F04(a) - Political Polarizations II: Public Policies and Institutions
Date: Jun 12 | Time: 01:45pm to 03:15pm | Location: UQAM, Pavillon Hubert-Aquin, 400 Ste-Catherine E., classroom/local A-5020
Chair/Président/Présidente : Fred Guillaume Dufour (Université du Québec à Montréal)
Discussant/Commentateur/Commentatrice : John McAndrews (McMaster University)
Chapter 5: Don't Blame the Media (Probably): Eric Merkley (University of Toronto)

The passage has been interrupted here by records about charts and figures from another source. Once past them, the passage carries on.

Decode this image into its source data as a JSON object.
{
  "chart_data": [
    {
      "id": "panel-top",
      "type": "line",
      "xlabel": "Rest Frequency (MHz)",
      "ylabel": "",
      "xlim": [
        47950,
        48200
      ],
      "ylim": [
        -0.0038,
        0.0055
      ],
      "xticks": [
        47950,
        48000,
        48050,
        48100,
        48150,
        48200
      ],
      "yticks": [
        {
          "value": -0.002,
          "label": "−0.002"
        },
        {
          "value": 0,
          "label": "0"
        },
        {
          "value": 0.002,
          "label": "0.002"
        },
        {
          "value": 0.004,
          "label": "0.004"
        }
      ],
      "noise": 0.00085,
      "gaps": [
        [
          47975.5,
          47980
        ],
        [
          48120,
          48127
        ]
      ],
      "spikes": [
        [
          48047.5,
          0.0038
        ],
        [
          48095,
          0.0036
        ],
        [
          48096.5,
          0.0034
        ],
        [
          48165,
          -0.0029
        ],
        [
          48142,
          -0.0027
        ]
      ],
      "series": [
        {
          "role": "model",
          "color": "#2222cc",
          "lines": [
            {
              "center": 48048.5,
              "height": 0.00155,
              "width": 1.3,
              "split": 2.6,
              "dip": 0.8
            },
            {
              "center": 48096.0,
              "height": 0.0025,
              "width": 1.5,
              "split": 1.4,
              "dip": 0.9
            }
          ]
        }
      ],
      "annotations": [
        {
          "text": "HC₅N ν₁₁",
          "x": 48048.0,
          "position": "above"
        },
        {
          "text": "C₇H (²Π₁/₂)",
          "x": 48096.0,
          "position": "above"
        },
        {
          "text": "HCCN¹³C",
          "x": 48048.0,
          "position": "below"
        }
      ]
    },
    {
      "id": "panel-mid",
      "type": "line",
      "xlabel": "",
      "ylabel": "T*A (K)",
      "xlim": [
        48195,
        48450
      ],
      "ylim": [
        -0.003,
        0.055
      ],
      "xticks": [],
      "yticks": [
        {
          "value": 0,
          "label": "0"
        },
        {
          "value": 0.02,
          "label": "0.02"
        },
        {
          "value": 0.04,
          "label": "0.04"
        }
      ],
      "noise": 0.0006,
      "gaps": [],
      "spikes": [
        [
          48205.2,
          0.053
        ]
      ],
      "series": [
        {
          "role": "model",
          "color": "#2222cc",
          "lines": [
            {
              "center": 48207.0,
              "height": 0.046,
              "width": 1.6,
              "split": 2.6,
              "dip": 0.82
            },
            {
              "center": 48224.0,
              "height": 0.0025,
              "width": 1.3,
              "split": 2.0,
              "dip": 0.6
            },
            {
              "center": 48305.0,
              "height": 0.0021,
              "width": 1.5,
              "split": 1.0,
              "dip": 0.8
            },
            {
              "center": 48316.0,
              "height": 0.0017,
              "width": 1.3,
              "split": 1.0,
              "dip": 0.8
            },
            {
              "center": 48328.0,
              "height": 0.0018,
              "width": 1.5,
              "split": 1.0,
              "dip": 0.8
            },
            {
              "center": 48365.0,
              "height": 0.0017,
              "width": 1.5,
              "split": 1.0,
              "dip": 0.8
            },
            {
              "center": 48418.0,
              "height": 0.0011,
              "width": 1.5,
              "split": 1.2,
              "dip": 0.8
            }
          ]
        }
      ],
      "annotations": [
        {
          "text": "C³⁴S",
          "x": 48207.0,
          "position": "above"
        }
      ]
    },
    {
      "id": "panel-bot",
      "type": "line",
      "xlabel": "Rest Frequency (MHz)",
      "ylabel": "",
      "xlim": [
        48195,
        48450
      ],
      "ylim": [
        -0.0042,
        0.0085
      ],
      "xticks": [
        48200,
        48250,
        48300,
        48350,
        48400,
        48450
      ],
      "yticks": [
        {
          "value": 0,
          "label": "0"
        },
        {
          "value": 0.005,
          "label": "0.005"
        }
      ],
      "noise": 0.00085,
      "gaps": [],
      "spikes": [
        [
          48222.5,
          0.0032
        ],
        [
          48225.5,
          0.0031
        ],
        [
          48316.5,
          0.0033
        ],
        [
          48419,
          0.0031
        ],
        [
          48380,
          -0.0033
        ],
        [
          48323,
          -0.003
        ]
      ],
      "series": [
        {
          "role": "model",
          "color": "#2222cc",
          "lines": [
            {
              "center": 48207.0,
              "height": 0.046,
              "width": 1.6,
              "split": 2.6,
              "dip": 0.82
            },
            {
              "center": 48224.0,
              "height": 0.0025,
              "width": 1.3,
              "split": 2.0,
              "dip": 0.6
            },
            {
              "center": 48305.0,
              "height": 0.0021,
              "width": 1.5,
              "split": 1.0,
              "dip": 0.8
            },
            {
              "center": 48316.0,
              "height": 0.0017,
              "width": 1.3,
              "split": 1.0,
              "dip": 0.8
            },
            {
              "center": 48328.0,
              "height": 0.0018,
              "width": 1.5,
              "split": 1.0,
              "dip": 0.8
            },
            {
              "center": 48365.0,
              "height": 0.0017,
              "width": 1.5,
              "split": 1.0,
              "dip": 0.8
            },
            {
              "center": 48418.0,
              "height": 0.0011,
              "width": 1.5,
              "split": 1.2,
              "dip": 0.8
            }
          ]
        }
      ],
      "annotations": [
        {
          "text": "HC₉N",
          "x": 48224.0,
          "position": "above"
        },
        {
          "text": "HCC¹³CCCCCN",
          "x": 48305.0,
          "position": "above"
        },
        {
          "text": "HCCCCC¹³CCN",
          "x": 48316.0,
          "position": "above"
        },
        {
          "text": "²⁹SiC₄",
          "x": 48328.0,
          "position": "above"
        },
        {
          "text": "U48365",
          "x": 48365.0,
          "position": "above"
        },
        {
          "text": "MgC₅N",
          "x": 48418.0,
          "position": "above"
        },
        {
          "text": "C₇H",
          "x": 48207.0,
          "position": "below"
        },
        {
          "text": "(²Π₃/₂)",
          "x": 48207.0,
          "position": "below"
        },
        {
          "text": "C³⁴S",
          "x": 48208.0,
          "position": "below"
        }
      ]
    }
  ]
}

Abstract: One common explanation for affective polarization in Canada is the media ecosystem. The media environment has fragmented with new technology, allowing citizens easier access to opinion-reinforcing content on social media or in partisan news – the “echo chamber” effect. The purpose of this chapter, part of a larger book project of the causes and consequences of affective polarization in Canada, is to explore a possible link between the news media environment and affective polarization in Canada.
I use 2019 Digital Democracy Project and the 2020-2021 Media Ecosystem Observatory surveys (N~114,000). These datasets offer rich sets of questions related to self-reported media use and affective polarization. I also use the DDP’s media tracking study, which provides unique tracking of the online behaviour of over 700 participants over four weeks, including over seven million website visits. These data allow us to directly observe media consumption and evaluate a possible connection to affective polarization.
We will see that Canadians of all partisan stripes consume broadly centrist, mainstream news. Audiences for partisan news are tiny and traffic to these websites is dominated by an even smaller share of the population. Further, there is no consistent observable link between social media usage nor partisan news consumption and affective polarization using either self-reported or behavioural measures of media use. There is an association between behavioural mainstream news consumption and out-party hostility, but this relationship was not observed using self-reported data. Overall, we should be skeptical of claims that the media ecosystem is driving affective polarization in Canada.
Who supports the judicial reforms in Israel? Societal cleavages, elite cues and democratic backsliding: Dietlind Stolle (McGill University), Elisabeth Gidengil (McGill University), Liron Lavi (Bar Ilan University), John Hicks (McGill University)
Abstract: Democratic Backsliding can be observed in several countries around the globe. The question is how the public reacts to such attempts. Many studies on this topic ask hypothetical questions and present hypothetical scenarios to determine whether a country is prone to democratic backsliding. In this paper we leverage an actual attempt at democratic backsliding in Israel during the period of the proposed judicial reform. We combine actual questions on the reform, which was aimed --in part-- at weakening judicial checks on the government with questions about support for democracy and other forms of democratic backsliding to understand: Who supports the reform? To what extent does support reflect elite cues (via party or leader) versus fundamental divisions within Israeli society (internal and external)? Is support stronger when these divisions are more salient and/or when people are more affectively polarized? 2) Supporters and opponents each claim they are defending democracy. Is the judicial reform supported by those who are least supportive of democracy? Is support for the judicial reform just one manifestation of support for democratic backsliding in Israel? Why or why not? To answer these questions we use a two-wave panel survey in Israel that was asked during the reform attempt and again during the period of war against Hamas in repsonse to the October 7 attacks.